Thursday, March 20, 2008

Climate change: fuel switching

This morning's Herald notes that Genesis Energy has significantly reduced its greenhouse gas emissions by running its new gas-powered e3p turbine in preference to the old coal-fired Huntly. Of course it has - gas is a far more carbon efficient fuel than coal, and the higher efficiency of the newer turbine also makes a significant difference. How much of a difference? According to a Ministry for the Environment report into electricity emissions factors [PDF], Huntly emits 930 tCO2 per GWh, while a modern closed cycle gas turbine emits only 370. Which sugests that we could make a major reduction in our electricity-sector emissions by swapping out Huntly for a new gas turbine. In the UK, this fuel switching from old coal to new gas has been the major reason for their significant decline in CO2 emissions.

Unfortunately, a complete swap would be expensive - working on the price of e3p, it would come to approximately NZ$1.3 billion, assuming no economies of scale.
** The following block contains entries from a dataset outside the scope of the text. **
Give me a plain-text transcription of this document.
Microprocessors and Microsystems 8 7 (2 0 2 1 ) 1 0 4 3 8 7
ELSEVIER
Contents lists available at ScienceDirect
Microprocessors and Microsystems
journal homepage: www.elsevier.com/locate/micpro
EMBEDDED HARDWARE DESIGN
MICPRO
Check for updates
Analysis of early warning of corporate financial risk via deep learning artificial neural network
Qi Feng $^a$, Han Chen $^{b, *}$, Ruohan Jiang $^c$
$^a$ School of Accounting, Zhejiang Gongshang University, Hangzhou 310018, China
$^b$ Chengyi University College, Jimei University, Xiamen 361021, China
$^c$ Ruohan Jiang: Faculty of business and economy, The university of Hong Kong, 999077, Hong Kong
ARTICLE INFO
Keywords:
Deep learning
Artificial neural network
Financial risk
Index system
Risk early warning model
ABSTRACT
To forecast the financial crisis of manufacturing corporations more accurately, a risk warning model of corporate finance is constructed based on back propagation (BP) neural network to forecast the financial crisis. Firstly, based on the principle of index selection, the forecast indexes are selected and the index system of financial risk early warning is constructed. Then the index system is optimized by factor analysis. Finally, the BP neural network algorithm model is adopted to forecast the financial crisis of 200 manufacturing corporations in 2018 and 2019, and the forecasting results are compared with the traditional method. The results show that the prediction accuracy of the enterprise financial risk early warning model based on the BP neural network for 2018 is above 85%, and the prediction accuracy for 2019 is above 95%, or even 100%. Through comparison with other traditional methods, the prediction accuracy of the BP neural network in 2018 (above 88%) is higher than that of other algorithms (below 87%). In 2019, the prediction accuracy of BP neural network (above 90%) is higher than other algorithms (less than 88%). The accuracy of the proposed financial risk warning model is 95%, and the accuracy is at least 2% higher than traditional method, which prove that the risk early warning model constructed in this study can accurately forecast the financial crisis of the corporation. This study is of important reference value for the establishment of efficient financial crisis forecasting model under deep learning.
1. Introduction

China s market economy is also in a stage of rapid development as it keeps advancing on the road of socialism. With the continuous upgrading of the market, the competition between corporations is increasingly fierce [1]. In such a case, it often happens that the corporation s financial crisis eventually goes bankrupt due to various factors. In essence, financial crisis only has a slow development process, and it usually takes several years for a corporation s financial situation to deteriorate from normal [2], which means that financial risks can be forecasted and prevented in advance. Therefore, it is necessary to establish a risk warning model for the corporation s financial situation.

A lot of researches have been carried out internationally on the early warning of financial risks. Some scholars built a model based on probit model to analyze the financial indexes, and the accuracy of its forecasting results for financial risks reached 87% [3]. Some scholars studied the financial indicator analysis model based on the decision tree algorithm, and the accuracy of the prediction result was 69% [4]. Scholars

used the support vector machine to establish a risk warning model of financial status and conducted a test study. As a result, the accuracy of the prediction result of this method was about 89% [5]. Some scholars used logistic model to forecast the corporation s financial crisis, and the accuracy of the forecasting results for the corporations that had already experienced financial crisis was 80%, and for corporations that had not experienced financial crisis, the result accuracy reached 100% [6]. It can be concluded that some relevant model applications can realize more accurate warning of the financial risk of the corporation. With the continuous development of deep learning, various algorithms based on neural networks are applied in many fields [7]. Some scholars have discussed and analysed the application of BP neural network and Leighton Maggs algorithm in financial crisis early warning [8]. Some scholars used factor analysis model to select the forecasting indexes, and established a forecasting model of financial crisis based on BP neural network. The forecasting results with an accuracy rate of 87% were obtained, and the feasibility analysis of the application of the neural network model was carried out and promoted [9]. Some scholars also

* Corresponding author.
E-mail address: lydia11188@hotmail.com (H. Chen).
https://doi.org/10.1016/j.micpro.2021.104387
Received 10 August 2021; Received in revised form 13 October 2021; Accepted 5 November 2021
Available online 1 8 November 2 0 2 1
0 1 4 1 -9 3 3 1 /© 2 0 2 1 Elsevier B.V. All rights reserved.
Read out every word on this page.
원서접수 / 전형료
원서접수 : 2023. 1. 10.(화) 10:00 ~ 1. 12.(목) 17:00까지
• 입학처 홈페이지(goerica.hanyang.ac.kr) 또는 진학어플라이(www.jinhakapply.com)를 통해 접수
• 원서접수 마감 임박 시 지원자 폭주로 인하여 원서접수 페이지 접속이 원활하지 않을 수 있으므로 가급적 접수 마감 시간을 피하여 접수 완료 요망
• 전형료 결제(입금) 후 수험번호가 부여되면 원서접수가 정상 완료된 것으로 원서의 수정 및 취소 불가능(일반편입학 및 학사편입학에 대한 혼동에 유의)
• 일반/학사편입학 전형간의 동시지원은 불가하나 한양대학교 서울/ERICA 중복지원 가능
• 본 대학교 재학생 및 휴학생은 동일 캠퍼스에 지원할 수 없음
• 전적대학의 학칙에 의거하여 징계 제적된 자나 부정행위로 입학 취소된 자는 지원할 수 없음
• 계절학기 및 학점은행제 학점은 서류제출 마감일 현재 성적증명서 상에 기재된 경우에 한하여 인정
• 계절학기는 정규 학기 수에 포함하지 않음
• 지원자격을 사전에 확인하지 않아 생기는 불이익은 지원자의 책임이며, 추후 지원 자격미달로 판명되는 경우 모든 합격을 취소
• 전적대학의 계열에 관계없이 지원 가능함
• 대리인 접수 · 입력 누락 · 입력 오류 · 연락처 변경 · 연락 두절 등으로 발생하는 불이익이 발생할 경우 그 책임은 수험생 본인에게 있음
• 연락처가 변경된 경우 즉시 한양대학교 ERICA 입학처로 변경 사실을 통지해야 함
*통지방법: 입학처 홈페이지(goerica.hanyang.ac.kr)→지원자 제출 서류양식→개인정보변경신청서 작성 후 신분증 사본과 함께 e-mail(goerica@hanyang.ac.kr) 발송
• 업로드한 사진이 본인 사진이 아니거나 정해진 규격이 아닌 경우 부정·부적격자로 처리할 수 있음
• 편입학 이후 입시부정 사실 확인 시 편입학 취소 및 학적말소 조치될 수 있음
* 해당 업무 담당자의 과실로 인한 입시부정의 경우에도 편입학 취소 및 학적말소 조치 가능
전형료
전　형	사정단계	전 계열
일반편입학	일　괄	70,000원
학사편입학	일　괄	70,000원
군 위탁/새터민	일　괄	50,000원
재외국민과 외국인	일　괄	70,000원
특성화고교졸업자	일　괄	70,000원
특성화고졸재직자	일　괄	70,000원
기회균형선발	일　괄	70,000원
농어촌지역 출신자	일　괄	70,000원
Fortunately, there's a cheaper option. Huntly burns coal now because of gas supply worries, and because Genesis roped itself into a long-term supply contract with no accountign for externalities. But the station originally ran on gas, and the supply worries have now eased somewhat (so much that Methanex thinks it can go back to turning natural gas into fertiliser). Huntly's steam turbines are grossly inefficient - only 38% - but even so switching to gas would lower its emissions to around 530 tCO2 per GWh - a reduction of over 40% at no additional capital cost. Whether it is economic remains to be seen, but one of the aims of the government's ETS is to make such switching economic, and hopefully it will be enough to push Genesis in the right direction.